Listen, you glassy-eyed ninny: our species’ ability to coherently pass along not just genetic information, but memetic information as well, is the reason we’re the dominant species on this planet. Language is a meme. Civilization is a collection of memes. Lots of animals can learn, but we may be the only animal that latches onto ephemera – information that doesn’t reflect any concrete reality, information with little to no immediate practical application – and then joyfully, willfully, unrelentingly repeats it and teaches it to others. Look at how wild this crowd is, because they’re singing the same song! It doesn’t DO anything. It’s not even why they showed up here today! If you sent out a letter to those same 65,000 people that said, “Please show up in this field on this day in order to sing Bohemian Rhapsody,” very few of them would have showed up. But I would be surprised to meet a single person in that crowd who joined in the singing who doesn’t remember this moment as the most amazing part of a concert they paid hundreds of dollars to see.
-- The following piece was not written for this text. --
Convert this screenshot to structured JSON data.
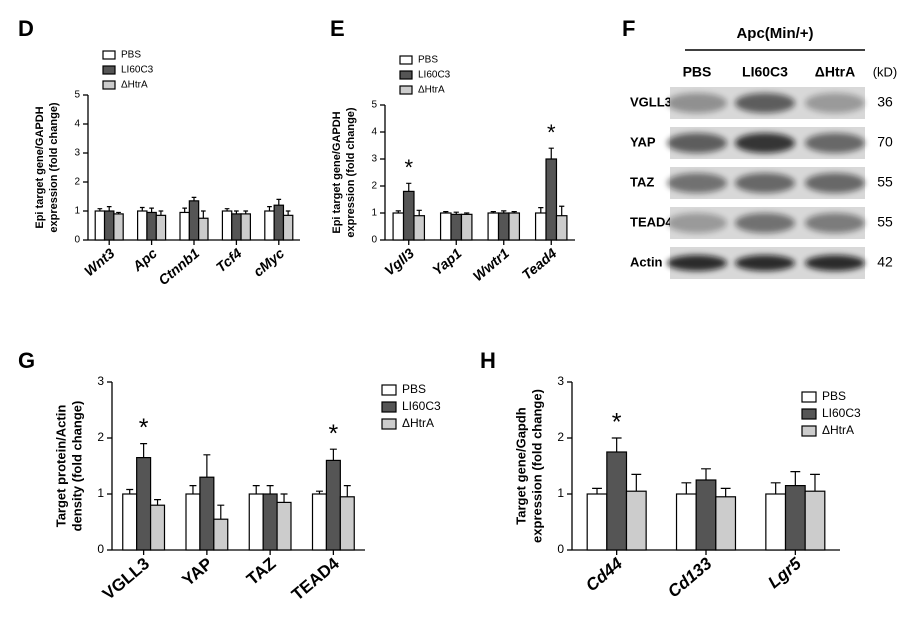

And they’re just sharing an idea. It’s stunning and ridiculous. Something about how our brains work make us go, “Hey!! Hey everybody!! I found this idea! It’s good! I like it! I’m going to repeat it! Do you know it too?? Repeat it with me! Let’s get EVERYBODY to know it and repeat it and then we can all have it together at the same time! It’s a good idea! I’m so excited to repeat it exactly the way I heard it, as loudly as I can, as often as possible!!”
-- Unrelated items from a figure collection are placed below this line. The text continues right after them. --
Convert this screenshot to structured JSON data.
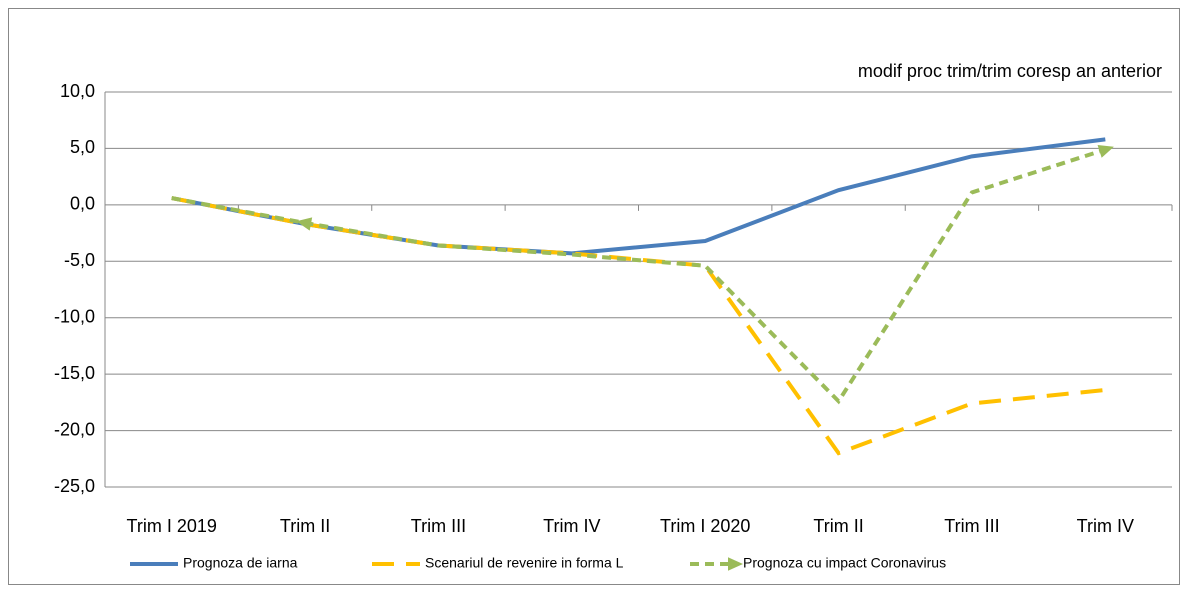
{
  "chart_data": {
    "type": "line",
    "annotation": "modif proc trim/trim coresp an anterior",
    "categories": [
      "Trim I 2019",
      "Trim II",
      "Trim III",
      "Trim IV",
      "Trim I 2020",
      "Trim II",
      "Trim III",
      "Trim IV"
    ],
    "series": [
      {
        "name": "Prognoza de iarna",
        "color": "#4a7ebb",
        "values": [
          0.6,
          -1.7,
          -3.6,
          -4.3,
          -3.2,
          1.3,
          4.3,
          5.8
        ]
      },
      {
        "name": "Scenariul de revenire in forma L",
        "color": "#ffc000",
        "values": [
          0.6,
          -1.7,
          -3.6,
          -4.3,
          -5.4,
          -22.0,
          -17.6,
          -16.4
        ]
      },
      {
        "name": "Prognoza cu impact Coronavirus",
        "color": "#9bbb59",
        "values": [
          0.6,
          -1.6,
          -3.6,
          -4.4,
          -5.4,
          -17.4,
          1.1,
          4.9
        ]
      }
    ],
    "ylim": [
      -25,
      10
    ],
    "yticks": [
      {
        "value": -25,
        "label": "-25,0"
      },
      {
        "value": -20,
        "label": "-20,0"
      },
      {
        "value": -15,
        "label": "-15,0"
      },
      {
        "value": -10,
        "label": "-10,0"
      },
      {
        "value": -5,
        "label": "-5,0"
      },
      {
        "value": 0,
        "label": "0,0"
      },
      {
        "value": 5,
        "label": "5,0"
      },
      {
        "value": 10,
        "label": "10,0"
      }
    ],
    "grid": true,
    "legend": "bottom"
  }
}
This is how culture happens! This is how countries happen! Sometimes a persistent, infectious idea – a meme – can be dangerous or dark. But our human delight at clutching up good memes like magpies and flapping back to our flock to yell about them to everyone we know is why we as a species bothered to start doing things like “telling stories” and “writing stuff down.”
“That’s a lot of spilled ink for a Queen song, Pyrrhic.”